España en su época colonial instrumentalizó a las organizaciones tribales como intermediarios en su política indigenista, tanto para resolver como para crear conflictos. Las tribus estuvieron “representadas” primero en la “Yamaa” (en árabe “grupo” o “agrupación”) y al final de la colonización, en un arrebato de modernidad, y sobre todo para restar el apoyo creciente de la población al Frente Polisario, en el Partido de Unión Nacional Saharaui (PUNS). Un partido organizado y  teledirigido, con no pocas complicidades, desde la metrópoli.

Sin embargo, a ojos de los jóvenes fundadores del Frente Polisario, ninguna de estas estructuras político-tribales representaba la necesaria y auténtica unidad de los saharauis como nación, para afrontar la nueva etapa de la postcolonización, que ya se vislumbraba a finales de los años sesenta.

Luali, convertido en líder del movimiento anticolonial saharaui, proclama su fe en la posibilidad de la Unión Nacional. Convoca a todos los saharauis a unir fuerzas y enterrar el tribalismo como factor de división y obstáculo histórico en la construcción de un Estado saharaui y una sociedad de nuevo cuño en el Sahara Occidental, basada en los principios del socialismo de la época, en el que el interés del colectivo y de la nación debía primar por encima del individual o tribal.

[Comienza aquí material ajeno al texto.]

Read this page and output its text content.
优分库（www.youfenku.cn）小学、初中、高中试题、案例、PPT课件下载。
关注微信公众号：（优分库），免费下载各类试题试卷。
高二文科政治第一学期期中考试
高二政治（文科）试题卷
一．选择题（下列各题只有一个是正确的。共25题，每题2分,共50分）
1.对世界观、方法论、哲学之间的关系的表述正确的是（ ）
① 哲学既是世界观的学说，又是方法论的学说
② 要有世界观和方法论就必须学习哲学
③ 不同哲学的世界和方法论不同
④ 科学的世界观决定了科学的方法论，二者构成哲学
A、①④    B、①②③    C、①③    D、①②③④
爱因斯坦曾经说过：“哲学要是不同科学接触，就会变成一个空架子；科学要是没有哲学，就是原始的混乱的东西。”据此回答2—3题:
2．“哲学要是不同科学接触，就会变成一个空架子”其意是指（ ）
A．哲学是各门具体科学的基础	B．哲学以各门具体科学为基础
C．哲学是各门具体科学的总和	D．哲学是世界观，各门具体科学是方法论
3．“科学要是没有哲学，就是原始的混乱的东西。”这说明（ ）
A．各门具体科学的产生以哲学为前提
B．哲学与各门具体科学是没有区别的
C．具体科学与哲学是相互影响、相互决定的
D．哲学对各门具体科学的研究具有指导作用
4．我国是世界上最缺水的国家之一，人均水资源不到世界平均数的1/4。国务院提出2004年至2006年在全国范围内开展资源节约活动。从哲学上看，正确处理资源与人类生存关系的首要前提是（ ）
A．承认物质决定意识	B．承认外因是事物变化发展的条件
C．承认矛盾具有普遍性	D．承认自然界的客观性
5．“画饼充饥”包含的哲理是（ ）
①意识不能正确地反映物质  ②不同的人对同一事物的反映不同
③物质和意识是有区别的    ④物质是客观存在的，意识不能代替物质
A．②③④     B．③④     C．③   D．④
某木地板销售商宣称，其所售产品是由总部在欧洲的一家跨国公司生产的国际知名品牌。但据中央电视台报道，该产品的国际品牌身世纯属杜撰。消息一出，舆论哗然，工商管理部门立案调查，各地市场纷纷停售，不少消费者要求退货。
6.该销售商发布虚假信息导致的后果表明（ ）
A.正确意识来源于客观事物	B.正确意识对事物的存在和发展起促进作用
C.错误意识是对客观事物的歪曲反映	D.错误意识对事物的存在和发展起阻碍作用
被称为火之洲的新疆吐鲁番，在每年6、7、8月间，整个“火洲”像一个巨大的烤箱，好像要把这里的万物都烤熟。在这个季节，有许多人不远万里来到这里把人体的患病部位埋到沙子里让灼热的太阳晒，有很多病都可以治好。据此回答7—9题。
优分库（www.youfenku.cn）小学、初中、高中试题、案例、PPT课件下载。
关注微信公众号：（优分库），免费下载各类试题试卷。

Así el tribalismo, junto a la esclavitud, pasó a catalogarse como uno de los ”pecados mayores”  (“jarima sauda”) en el código ideológico de la joven revolución. Y si bien nunca se ha dictado decreto oficial alguno para abolir estos dos fenómenos, sí es cierto que quienes los practicaron o enaltecieron fueron acusados y condenados al aislamiento o la estigmatización por la mayor parte de la sociedad.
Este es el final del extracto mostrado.